12. Еще среди шумных бражников Илюшки Глухого не видать. Сказывали, будто, отбившись, ушел он с воеводского двора через Ильинские ворота в посад, но кто знает – верно ли? Да то-то и беда, что верно. Там на посаде жила распутная женка Любашка, она тайно вино курила. Илюшка к ной прибежал, спросил вина, ветчины, наелся, напился и лег на огороде под грушей спать. Он мыслил, что ушел, а его Сережка Лихобритов искал: может, и не нашел бы, да Любашка указала, поганка. Вот его сонного, голубчика, и связали, да в губную – к Пронке к Рябцу: «Кто-де научал гиль делать?» Так связанного и били, ироды.
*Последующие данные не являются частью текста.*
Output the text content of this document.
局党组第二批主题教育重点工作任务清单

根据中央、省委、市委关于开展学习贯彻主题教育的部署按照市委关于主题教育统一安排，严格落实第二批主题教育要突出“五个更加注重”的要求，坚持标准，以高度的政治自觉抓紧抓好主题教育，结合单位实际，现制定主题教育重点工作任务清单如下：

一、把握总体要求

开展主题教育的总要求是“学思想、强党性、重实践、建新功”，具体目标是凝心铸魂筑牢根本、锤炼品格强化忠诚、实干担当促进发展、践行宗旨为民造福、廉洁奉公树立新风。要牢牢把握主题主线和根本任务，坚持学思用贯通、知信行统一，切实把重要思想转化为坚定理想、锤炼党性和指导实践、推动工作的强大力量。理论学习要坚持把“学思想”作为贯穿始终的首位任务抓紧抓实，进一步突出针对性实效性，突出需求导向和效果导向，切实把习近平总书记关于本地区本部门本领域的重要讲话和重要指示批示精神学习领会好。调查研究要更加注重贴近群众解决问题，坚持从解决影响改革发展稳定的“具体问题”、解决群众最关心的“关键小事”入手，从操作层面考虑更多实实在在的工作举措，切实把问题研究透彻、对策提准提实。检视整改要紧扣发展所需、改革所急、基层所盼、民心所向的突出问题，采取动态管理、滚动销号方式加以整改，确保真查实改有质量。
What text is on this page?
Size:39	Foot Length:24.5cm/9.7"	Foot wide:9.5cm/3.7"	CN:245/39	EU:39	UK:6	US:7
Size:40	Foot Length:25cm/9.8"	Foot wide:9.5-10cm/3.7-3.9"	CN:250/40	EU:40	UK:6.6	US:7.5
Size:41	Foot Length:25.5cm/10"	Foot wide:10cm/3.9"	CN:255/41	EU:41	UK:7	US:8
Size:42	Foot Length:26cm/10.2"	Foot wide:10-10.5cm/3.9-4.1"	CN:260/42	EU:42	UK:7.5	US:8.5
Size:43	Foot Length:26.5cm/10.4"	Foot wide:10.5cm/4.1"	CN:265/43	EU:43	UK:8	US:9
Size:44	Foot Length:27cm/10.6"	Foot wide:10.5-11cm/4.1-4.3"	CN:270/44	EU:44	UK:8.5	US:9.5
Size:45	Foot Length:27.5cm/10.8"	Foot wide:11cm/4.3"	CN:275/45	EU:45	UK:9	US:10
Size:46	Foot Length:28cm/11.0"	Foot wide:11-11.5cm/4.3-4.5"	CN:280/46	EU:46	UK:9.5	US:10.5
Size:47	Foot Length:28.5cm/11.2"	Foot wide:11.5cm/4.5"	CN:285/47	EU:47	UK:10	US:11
13. Гонец все скачет, уже Даньшино-село миновал, донская вода блеснула; на воеводском дворе плотники стучат топорами, чинят разбитые ворота; Петр Толмачев, стрелецкий голова, собрав стрельцов, сулится скоро жалованье отдать – гонец-де скачет в Москву за казной; дворянин Ждан Кондырев, отомкнув шкатулку, считает деньги, велит писарю заутра же заплатить охочим людям новобранцам по пяти алтын на брата да струги готовить, чтоб скорой рукой сплыть с охотниками на Дон к князю Семену Пожарскому… Ночь идет, горят костры, пляшут, шумят по кабакам бражники: у них новый вожак объявился – бар Борских убеглый мужик Ивашка. Он кричит, что-де недоделанного дела кидать не мочно, а что-де надобно идти, и не то что Кондырева-дворянина ай воеводу, а всех бояр и подьячих побить, да и посадских кое-кого туда же. «Они, – кричит, – дюже салом заплыли, нам от них одна разоренье!» И многие бражники кричали вместе с Ивашкой: «Верно! Побить их, да и все!» И сошлись на том, чтоб заутра, как заблаговестят к обедне, так всем бы собираться на торгу и идти по боярским дворам грабить. Сойдясь на этом, поснули бражники кто где.
14. А пока они кричали да сговаривались, лихобритовские ярыжки[6] тоже не зевали. Они сидели по кабакам, наряженные – кто побирушкой, кто монахом, кто мужиком проезжим. И они все слушали, замечали, какие дюжей глотку дерут. Так что не успел Ивашка, бар Борских убеглый мужик, за угол от кабака завернуть, как человек с пять навалились на него, сшибли с ног, поволокли. Так же и с другими крикунами стало. И в ту ночь набили тюрьму полнехоньку.
15. Утром пошли Ждановы люди по избам, зачали кричать новобранцам, чтобы шли на воеводский двор за жалованьем. Те стали, сомневаясь, меж собой переговариваться: «Вот-де чудно́! Не лукавство ль? Вечор с воеводского двора втычки, а нонче, глянь, – жалованье!» Тут к обедне заблаговестили. Бражники по уговору бунтовать побежали, слышат: бар Борских Ивана будто в тюрьму кинули. Да и других много туда ж покидали ночью. Смутились: что делать? Не ведают – бунтовать, не ведают – смиряться. Тогда пришел один охотник с воеводского двора, трясет кисетом, гремит алтынами, молвит: «Чего, дураки, сумлеваетесь? Верно, дворянин по пяти алтын на брата жалует». И друг за дружкой все, какие поверстались в охотники, пошли на воеводский двор и получили по пяти алтын. И всем было приказано заутрешний день идти к пристани по стругам.
16. Так и вышло. Попы молебен отпели на берегу, дали крест целовать. Всех новобранных посадили на струги, и поплыли они по реке Воронежу на тихий Дон воевать турка. Как они его воевали – речь особая, мы об том сей час не будем сказывать. Одно лишь: многие там за пять алтын головы свои положили.
17. А на Воронеже тишина стала. Кончился шум. Огонь как бы сбили, померкло пожарное пламя, но малая искорка невидимая осталась-таки тлеть до норы.
Повесть вторая
1. He ладно б зачинать с того, да что ж сделать. День-деньской галдит воронье над торговой площадью: там – на двух столбах рели[7], на коих повешенных видим. Их ветер качает, дождь сечет, солнце палит. Другой день висят. И ужасаются приезжающие мужики, да и лошади шарахаются: шутка ль? Таково страшно.